I was busy turning his mom onto her side and getting ready for the purge.

“It’s going to be gross,” I warned him, and then I’d stuck my fingers down her throat.

I had done it before and I held her jaw with my other hand to try to avoid a strong bite.

After a moment and a lot of retching, the pills started to come back up.

I did it a few times until I was sure that there wasn’t anything left in her stomach.

“Get her into the shower,” I had commanded next, and he’d carried his mother into a separate little room where I helped him to sit her up against the tiled wall.

Then I’d turned on cold water and we had all been drenched by it, but it had worked.

She’d shaken her head and moaned but then, she’d opened her eyes.

“Who the fuck are you?” she’d slurred at me. “Leave me the fuck alone!”

“She never cusses like that,” Will had immediately said, like a few objectionable words were going to offend me, or that they were the problem at hand.

“Did you take anything else besides those twelve pills?” I’d asked her loudly. I had counted the remains of the medication as it came up.

It had taken her a few moments, while the cold water continued to run on our heads, before she’d answered no.

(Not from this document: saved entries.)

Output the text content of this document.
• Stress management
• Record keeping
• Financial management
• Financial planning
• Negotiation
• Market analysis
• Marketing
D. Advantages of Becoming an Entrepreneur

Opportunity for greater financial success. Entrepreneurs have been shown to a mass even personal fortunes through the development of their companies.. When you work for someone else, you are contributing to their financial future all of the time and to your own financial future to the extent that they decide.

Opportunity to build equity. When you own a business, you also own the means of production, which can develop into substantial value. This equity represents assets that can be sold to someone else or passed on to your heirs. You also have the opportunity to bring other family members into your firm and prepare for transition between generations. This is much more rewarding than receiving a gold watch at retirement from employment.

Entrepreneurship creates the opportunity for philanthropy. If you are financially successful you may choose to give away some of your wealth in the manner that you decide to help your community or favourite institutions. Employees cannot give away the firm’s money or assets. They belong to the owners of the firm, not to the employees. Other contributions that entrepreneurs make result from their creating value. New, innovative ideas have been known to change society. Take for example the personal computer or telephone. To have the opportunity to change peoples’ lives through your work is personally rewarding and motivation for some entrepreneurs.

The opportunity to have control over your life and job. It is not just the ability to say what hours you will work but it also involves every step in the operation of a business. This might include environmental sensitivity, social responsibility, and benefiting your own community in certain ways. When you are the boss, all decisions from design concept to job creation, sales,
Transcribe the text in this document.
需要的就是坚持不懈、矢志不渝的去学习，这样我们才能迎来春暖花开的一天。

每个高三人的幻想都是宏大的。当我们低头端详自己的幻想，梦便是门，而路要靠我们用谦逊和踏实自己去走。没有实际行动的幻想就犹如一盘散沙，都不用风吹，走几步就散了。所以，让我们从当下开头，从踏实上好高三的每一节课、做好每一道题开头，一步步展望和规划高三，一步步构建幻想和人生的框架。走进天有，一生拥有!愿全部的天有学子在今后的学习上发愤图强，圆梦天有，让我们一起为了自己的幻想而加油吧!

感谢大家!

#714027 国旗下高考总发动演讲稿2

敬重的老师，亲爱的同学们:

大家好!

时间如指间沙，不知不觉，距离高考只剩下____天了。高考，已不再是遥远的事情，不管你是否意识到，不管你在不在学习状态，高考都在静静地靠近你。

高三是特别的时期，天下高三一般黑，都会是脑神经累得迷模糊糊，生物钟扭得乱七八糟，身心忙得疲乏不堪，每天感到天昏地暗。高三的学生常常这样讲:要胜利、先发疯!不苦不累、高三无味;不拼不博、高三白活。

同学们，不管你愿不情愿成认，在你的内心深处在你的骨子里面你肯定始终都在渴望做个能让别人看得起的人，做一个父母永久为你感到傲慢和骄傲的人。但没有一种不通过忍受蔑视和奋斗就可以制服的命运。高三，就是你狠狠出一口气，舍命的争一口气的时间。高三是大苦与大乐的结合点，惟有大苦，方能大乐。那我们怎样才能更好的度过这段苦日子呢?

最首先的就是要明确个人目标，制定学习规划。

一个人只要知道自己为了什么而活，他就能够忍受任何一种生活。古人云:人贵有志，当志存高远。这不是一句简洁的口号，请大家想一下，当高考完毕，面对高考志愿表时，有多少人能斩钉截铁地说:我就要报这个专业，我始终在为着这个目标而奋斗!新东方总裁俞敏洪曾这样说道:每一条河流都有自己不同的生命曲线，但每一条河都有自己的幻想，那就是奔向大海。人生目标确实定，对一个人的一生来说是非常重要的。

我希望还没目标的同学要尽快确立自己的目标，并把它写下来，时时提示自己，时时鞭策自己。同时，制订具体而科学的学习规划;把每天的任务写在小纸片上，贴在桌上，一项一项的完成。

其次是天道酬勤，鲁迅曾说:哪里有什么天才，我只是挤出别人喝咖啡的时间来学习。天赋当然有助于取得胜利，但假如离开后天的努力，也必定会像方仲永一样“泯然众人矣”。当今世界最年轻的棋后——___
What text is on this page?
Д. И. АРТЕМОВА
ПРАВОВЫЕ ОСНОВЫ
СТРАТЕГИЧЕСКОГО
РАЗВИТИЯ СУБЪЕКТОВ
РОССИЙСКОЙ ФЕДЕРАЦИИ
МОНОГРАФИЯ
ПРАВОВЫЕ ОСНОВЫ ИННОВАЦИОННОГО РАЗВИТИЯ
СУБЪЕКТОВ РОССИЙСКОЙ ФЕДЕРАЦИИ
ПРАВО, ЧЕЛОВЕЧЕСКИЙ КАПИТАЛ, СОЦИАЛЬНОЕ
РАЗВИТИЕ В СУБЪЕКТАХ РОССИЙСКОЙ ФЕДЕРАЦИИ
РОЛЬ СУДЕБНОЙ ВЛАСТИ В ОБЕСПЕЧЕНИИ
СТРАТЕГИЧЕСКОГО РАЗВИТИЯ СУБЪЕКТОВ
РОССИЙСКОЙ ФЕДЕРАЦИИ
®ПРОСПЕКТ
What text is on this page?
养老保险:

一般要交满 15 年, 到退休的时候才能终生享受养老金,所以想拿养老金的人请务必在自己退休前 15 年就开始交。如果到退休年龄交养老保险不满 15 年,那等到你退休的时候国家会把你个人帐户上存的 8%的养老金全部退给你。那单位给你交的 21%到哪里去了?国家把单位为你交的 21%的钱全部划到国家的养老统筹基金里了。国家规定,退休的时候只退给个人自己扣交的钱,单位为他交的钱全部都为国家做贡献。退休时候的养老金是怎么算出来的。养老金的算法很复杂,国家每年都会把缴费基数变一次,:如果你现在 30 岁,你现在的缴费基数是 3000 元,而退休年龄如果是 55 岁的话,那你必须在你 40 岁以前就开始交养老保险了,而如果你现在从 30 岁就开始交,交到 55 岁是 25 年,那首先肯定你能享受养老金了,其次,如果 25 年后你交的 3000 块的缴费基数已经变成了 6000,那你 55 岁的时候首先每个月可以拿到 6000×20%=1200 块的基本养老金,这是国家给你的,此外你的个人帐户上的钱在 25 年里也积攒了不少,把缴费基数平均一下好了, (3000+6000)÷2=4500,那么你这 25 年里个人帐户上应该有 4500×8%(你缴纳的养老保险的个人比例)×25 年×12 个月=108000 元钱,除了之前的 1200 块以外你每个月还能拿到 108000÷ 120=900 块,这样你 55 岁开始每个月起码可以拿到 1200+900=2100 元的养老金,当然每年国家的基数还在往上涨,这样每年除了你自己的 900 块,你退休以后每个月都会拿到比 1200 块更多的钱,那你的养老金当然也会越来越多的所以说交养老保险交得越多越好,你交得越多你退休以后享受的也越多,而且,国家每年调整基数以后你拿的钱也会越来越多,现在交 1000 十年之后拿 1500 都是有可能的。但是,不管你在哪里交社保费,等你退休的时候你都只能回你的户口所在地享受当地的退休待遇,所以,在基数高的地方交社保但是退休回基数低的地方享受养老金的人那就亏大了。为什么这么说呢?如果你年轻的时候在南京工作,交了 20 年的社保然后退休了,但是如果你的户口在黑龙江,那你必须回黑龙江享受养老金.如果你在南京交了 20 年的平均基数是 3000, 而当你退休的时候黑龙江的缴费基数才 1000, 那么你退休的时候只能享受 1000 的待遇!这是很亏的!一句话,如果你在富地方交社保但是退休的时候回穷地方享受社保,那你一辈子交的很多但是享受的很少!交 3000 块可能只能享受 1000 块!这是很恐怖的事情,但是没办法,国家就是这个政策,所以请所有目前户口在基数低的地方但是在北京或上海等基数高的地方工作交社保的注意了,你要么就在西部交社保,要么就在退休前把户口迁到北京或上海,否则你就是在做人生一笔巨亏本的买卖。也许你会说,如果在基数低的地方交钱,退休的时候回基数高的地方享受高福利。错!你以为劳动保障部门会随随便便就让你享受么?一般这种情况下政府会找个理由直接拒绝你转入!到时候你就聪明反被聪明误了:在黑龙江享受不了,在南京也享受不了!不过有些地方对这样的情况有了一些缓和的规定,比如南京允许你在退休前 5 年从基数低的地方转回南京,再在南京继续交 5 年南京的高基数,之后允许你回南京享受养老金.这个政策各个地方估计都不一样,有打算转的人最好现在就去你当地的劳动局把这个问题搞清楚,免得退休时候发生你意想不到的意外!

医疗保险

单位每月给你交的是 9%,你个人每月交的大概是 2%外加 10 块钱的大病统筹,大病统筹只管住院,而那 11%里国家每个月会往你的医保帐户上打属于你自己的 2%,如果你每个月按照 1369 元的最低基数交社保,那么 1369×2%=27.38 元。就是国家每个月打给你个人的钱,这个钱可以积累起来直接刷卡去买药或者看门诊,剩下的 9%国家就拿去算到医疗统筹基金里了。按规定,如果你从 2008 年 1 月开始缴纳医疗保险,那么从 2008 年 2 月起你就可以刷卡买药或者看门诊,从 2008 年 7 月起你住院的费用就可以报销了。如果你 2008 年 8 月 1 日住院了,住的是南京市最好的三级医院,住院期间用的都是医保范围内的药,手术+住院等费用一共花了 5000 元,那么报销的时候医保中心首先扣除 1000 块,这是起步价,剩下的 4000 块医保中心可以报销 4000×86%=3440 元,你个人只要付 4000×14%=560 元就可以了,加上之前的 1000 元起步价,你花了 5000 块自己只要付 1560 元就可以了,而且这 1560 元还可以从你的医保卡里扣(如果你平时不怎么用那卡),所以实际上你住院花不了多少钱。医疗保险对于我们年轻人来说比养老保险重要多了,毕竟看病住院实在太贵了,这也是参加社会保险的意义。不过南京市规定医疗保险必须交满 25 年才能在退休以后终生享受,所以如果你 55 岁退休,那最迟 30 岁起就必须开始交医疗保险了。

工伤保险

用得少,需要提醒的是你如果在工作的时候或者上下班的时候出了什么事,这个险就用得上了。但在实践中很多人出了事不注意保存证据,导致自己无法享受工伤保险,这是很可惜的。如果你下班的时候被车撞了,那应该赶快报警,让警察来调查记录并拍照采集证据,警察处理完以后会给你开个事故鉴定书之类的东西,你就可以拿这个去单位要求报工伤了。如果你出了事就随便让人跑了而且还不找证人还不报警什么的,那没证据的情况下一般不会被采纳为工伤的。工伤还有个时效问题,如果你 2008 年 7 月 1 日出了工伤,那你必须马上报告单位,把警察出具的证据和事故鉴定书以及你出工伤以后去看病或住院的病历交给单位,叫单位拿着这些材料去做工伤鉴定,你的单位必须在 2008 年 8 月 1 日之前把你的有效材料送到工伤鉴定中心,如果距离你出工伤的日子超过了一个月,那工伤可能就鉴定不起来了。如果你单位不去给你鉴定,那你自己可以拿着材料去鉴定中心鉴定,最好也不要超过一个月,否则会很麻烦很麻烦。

Then we had gotten out of the shower and he had helped his mom find some dry clothes as I had cleaned the mess she’d made in her beautiful room.

She’d had coffee and dry toast, which had always been my own mother’s recovery choice when she’d taken things too far.

None of us had spoken as we’d sat around the kitchen table.

It was the same table where we’d also sat after the death of Will’s father, the blonde man who hadn’t helped.

Will was now sitting on a tall barstool in his own kitchen when I arrived, but it was a very different experience when compared to finding his mother on the bathroom floor. I felt an immediate rush of happiness when I saw him there.